Britons are being warned of the health effects of extreme temperatures as heatwaves take hold.

By Friday afternoon, southern parts of the UK will see highs of up to 35 degrees Celsius, higher than parts of the Caribbean. 

A four-day yellow warning for extreme heat from the Met Office, along with warnings of health effects, is in effect for much of England and Wales through Sunday.

This means an increased risk of heat stroke or heat stroke, which is common in heatwaves and very hot climates.

Here's how to recognize the symptoms of these conditions and what to do if someone you know seems to be suffering from them.

What is heatstroke?

Heatstroke occurs when the body loses too much salt and water and feels sick.
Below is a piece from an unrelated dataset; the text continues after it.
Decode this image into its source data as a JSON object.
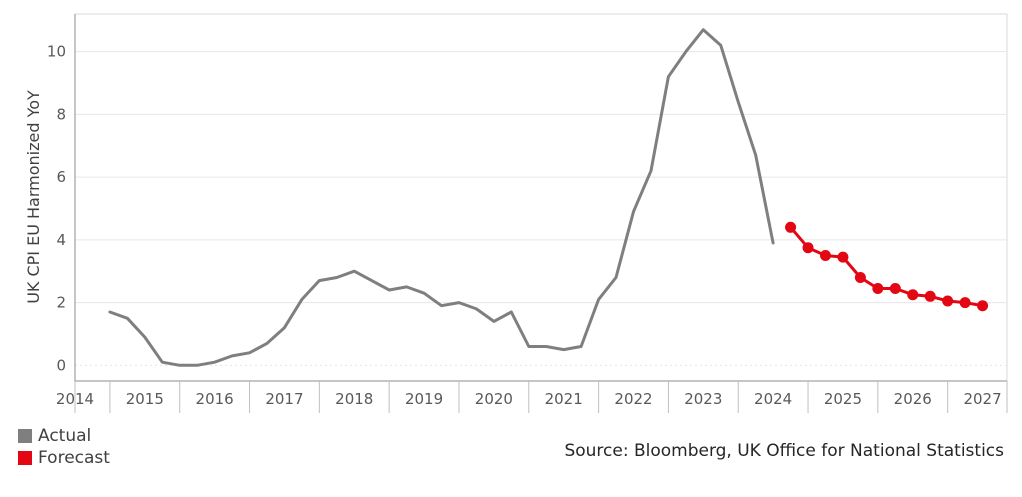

Heat stroke can lead to heat stroke if left untreated.

If you get heat stroke, you need first aid.

According to the NHS, symptoms include:

  • Headaches
  • Dizziness and confusion
  • Anorexia and feeling sick
  • Excessive sweating and pale skin
  • arm, leg or stomach cramps
  • rapid breathing or pulse
  • high temperature above 38°C
  • feeling thirsty

What is heatstroke? What is it?

This is the time when the body becomes overcooled and the body temperature is higher than normal.

Heat stroke is different from solar heat stroke. This is a result of hot weather, not due to overexposure to the sun.

Heat stroke is very dangerous because it puts pressure on the brain, heart, lungs, liver and kidneys. It can be life threatening.

The NHS advises that a temperature above 40°C is also a sign of heatstroke.

According to the NHS, symptoms include:

  • Confusion
  • No sweating
  • Temperature above 40 degrees and dry skin
  • nausea or vomiting
  • loss of consciousness or seizures or convulsions

The NHS advises all people experiencing symptoms of heat stroke to use ice packs on their skin, drink plenty of water, He recommends cooling down, ideally by lying in a cool place with your feet slightly elevated.

Wait 30 minutes and see if you still feel sick with the above symptoms of possible heat stroke.

This is a medical emergency requiring a 999 call.